RCUV represents the interests of Israel’s Bedouins, a population of 200,000 or so historically nomadic Arabs. Many Bedouins live in unrecognized villages in southern Israel that lack access to basic infrastructure.

Raanan has been an activist for Bedouin rights for more than 20 years. “I came to Arad when I was in first grade, and I’ve been in the Negev ever since,” she said. “The Bedouin are my neighbors, part of my childhood landscape, like the desert and the bare mountains. When I finished my doctorate I wanted to work on civil rights and civil equality. So, in 2001, I was surprised at how much I didn't know about the policy towards the Bedouins. I was drawn to it when I realized the depth of suffering resulting from the policy of non-recognition, poverty, house demolitions.”

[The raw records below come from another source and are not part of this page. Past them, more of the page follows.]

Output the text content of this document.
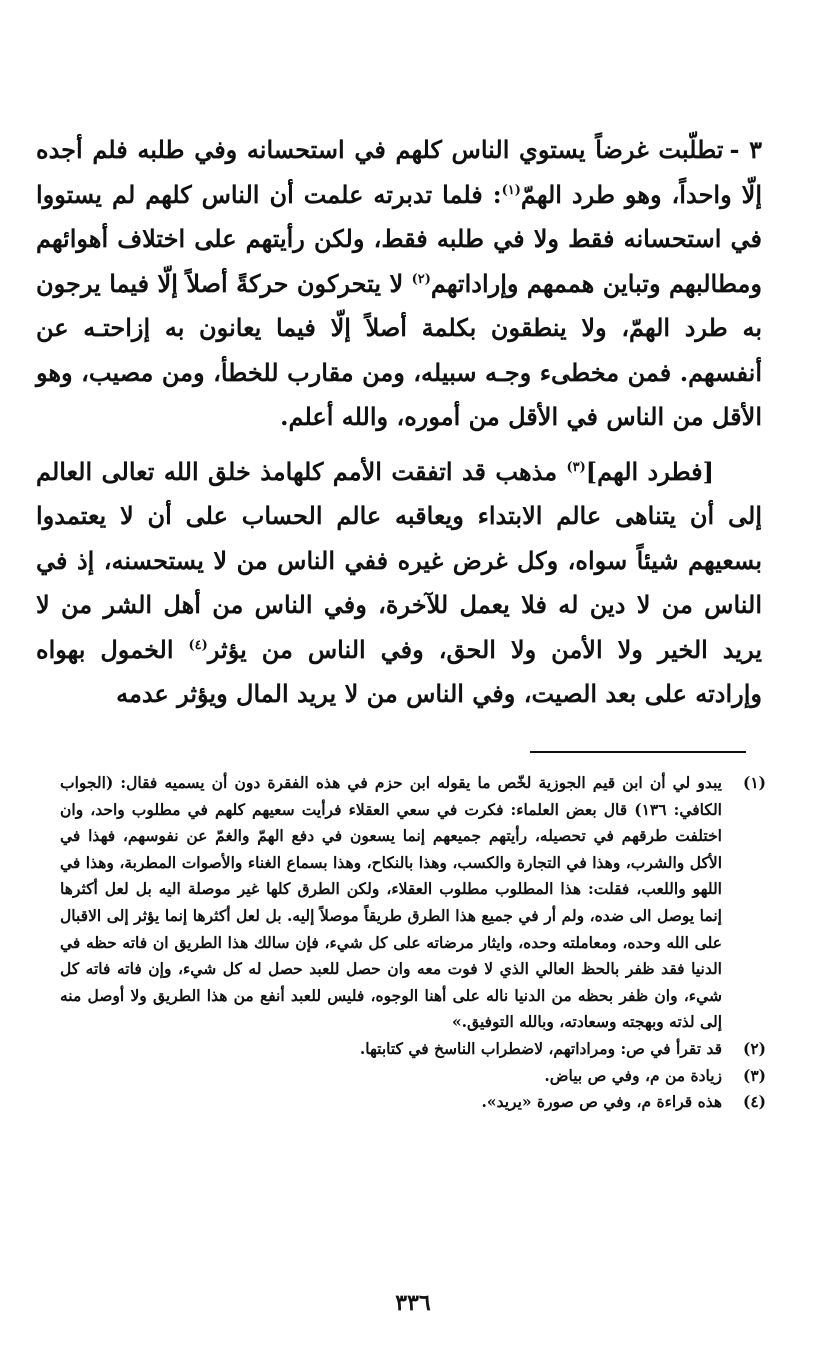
٣ -تطلّبت غرضاً يستوي الناس كلهم في استحسانه وفي طلبه فلم أجده إلّا واحداً، وهو طرد الهمّ$^{(١)}$: فلما تدبرته علمت أن الناس كلهم لم يستووا في استحسانه فقط ولا في طلبه فقط، ولكن رأيتهم على اختلاف أهوائهم ومطالبهم وتباين هممهم وإراداتهم$^{(٢)}$ لا يتحركون حركةً أصلاً إلّا فيما يرجون به طرد الهمّ، ولا ينطقون بكلمة أصلاً إلّا فيما يعانون به إزاحتـه عن أنفسهم. فمن مخطىء وجـه سبيله، ومن مقارب للخطأ، ومن مصيب، وهو الأقل من الناس في الأقل من أموره، والله أعلم.

[فطرد الهم]$^{(٣)}$ مذهب قد اتفقت الأمم كلهامذ خلق الله تعالى العالم إلى أن يتناهى عالم الابتداء ويعاقبه عالم الحساب على أن لا يعتمدوا بسعيهم شيئاً سواه، وكل غرض غيره ففي الناس من لا يستحسنه، إذ في الناس من لا دين له فلا يعمل للآخرة، وفي الناس من أهل الشر من لا يريد الخير ولا الأمن ولا الحق، وفي الناس من يؤثر$^{(٤)}$ الخمول بهواه وإرادته على بعد الصيت، وفي الناس من لا يريد المال ويؤثر عدمه

(١)
يبدو لي أن ابن قيم الجوزية لخّص ما يقوله ابن حزم في هذه الفقرة دون أن يسميه فقال: (الجواب الكافي: ١٣٦) قال بعض العلماء: فكرت في سعي العقلاء فرأيت سعيهم كلهم في مطلوب واحد، وان اختلفت طرقهم في تحصيله، رأيتهم جميعهم إنما يسعون في دفع الهمّ والغمّ عن نفوسهم، فهذا في الأكل والشرب، وهذا في التجارة والكسب، وهذا بالنكاح، وهذا بسماع الغناء والأصوات المطربة، وهذا في اللهو واللعب، فقلت: هذا المطلوب مطلوب العقلاء، ولكن الطرق كلها غير موصلة اليه بل لعل أكثرها إنما يوصل الى ضده، ولم أر في جميع هذا الطرق طريقاً موصلاً إليه. بل لعل أكثرها إنما يؤثر إلى الاقبال على الله وحده، ومعاملته وحده، وايثار مرضاته على كل شيء، فإن سالك هذا الطريق ان فاته حظه في الدنيا فقد ظفر بالحظ العالي الذي لا فوت معه وان حصل للعبد حصل له كل شيء، وإن فاته فاته كل شيء، وان ظفر بحظه من الدنيا ناله على أهنا الوجوه، فليس للعبد أنفع من هذا الطريق ولا أوصل منه إلى لذته وبهجته وسعادته، وبالله التوفيق.»
(٢)
قد تقرأ في ص: ومراداتهم، لاضطراب الناسخ في كتابتها.
(٣)
زيادة من م، وفي ص بياض.
(٤)
هذه قراءة م، وفي ص صورة «يريد».
٣٣٦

Standing up for Bedouins was a way for Raanan to stand up for her own home, she explained. “My city does not end in Arad or Kissufim,” she said. “For me it is the Negev region—Ofakim, the kibbutzim, the moshavim, the Bedouin settlements.”

For Raanan to have personal relationships with many Bedouins is fairly unique for her as a Jewish Israeli. “We live in a space where there is media that separates Jews and Arabs. We need to overcome this,” she said.

Many Israelis who do interact with Bedouins do so only when they interact with Bedouin workers, like Raanan’s husband who has Bedouin workers on his dairy farm. “There is a difference between this and seeing the Bedouins as partners in our mental space, our home,” Raanan said.

She sees her shared work with Bedouins as a gift that not all Israelis are lucky enough to have access to. “What a rich world of people is part of my life. In segregated Israel—at school, at work—you have to do something persistent to make it different, to have a meeting in reality.”

Raanan noted that the Bedouin community has served in the Israeli military, particularly in the search and rescue unit, and acted heroically on Oct. 7.

“As far as I’m concerned,” Raanan said, “on the seventh of October at 12:00, we lost. Accept it, stop and think about what's right for us as a country, what's right for the communities on the border. We didn’t stop to think about the strategy, we took weapons and went to war. They didn’t think about the hostages either, how to bring them home. That’s the important thing right now.”

She rejects the government’s stated aim of destroying Hamas and is not opposed to negotiating with Hamas if doing so could bring an end to the violence.

“Our goal is to have an organization in Gaza that does not use terrorism,” she said. “Be smart. Wisdom comes from thinking together with people from different lines of thought. We need to think together with the Americans, the Palestinian Authority, Saudi Arabia, how to reach our goal.”

She described her strategy as “human dignity for all.” “I’m talking to you, not because you’re the same as me, but to affirm that your needs as a person are important,” she said, describing her approach. “The right to respect, that people don’t step on you, that’s important. In Kissufim, in the Western Negev, in Israel, or in Gaza, this is the same strategy. What other strategy could there be?”